J K Rowling and Ian McEwan were the big winners at this year's Galaxy British Book Awards, with Rowling taking home the Outstanding Achievement award. The award was Rowling's fifth Nibbie win, having previously won the children's book category twice, as well as the author and book of the year categories. Prime Minister Gordon Brown, who presented the award, said: "She has joined a distinguished line of British authors whose work has got the whole country reading, and whose books will be read for many years to come by successive generations."

McEwan, meanwhile, was crowned the Author of the Year for On Chesil Beach (Cape) which was also named the Book of the Year. Other winners were Russell Brand, whose My Booky Wook (Hodder) won the biography category; Khaled Hosseini, whose A Thousand Splendid Suns (Bloomsbury) was voted the "Richard & Judy" Best Read by the general public; and crime writer Patricia Cornwell, who won the crime thriller award for her novel Book of the Dead (Little, Brown).

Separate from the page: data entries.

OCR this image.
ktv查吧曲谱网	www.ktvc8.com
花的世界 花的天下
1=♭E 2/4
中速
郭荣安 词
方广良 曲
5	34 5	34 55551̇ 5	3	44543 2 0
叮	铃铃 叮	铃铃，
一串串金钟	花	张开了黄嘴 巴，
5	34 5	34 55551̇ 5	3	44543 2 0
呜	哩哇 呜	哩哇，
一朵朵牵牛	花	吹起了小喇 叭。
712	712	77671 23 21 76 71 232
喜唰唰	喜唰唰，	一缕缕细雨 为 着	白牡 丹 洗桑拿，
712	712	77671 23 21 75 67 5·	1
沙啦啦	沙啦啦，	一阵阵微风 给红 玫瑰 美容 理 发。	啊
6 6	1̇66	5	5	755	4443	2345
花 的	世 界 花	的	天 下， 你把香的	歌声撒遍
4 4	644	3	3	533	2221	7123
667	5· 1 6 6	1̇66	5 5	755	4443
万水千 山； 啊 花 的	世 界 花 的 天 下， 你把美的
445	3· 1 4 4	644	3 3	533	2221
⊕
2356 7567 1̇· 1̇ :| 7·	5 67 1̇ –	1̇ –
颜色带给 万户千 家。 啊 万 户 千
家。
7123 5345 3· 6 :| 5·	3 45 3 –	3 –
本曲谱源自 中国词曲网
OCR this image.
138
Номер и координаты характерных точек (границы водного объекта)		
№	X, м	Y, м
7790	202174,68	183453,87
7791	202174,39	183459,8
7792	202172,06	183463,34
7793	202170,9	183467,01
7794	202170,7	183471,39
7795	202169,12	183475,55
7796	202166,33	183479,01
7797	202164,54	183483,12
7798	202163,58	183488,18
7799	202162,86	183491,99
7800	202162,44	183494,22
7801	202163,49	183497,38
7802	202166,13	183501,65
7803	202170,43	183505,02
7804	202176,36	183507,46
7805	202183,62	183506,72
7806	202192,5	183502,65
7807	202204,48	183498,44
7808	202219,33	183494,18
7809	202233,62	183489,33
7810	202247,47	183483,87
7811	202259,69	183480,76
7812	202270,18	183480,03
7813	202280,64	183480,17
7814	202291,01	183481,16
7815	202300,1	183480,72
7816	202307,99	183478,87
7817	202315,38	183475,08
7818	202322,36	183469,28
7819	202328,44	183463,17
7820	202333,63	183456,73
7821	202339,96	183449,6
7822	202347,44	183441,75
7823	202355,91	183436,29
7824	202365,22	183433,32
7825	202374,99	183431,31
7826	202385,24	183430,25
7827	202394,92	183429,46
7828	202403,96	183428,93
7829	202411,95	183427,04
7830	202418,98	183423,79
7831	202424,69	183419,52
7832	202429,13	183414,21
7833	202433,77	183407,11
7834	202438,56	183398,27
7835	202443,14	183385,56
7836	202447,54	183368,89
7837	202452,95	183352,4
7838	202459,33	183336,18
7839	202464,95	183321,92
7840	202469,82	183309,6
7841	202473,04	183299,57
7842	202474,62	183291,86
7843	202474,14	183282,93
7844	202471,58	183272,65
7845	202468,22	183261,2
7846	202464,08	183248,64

Tindal Street Press author Catherine O'Flynn took home the Waterstone's Newcomer of the Year accolade for her novel What Was Lost. Ewan McGregor and Charley Boorman secured the popular non-fiction price for Long Way Down (Sphere), and the popular fiction award went to Kim Edwards for The Memory Keeper's Daughter (Penguin). Geri Halliwell presented children's author Francesca Simon with the Children's Book of the Year for Horrid Henry and the Abominable Snowman (Orion). She beat controversial nominee Katie Price, who was shortlisted for My Pony Care Book (Random House).

The awards ceremony will be broadcast on Channel 4 this Sunday (13th April), at 4.40pm.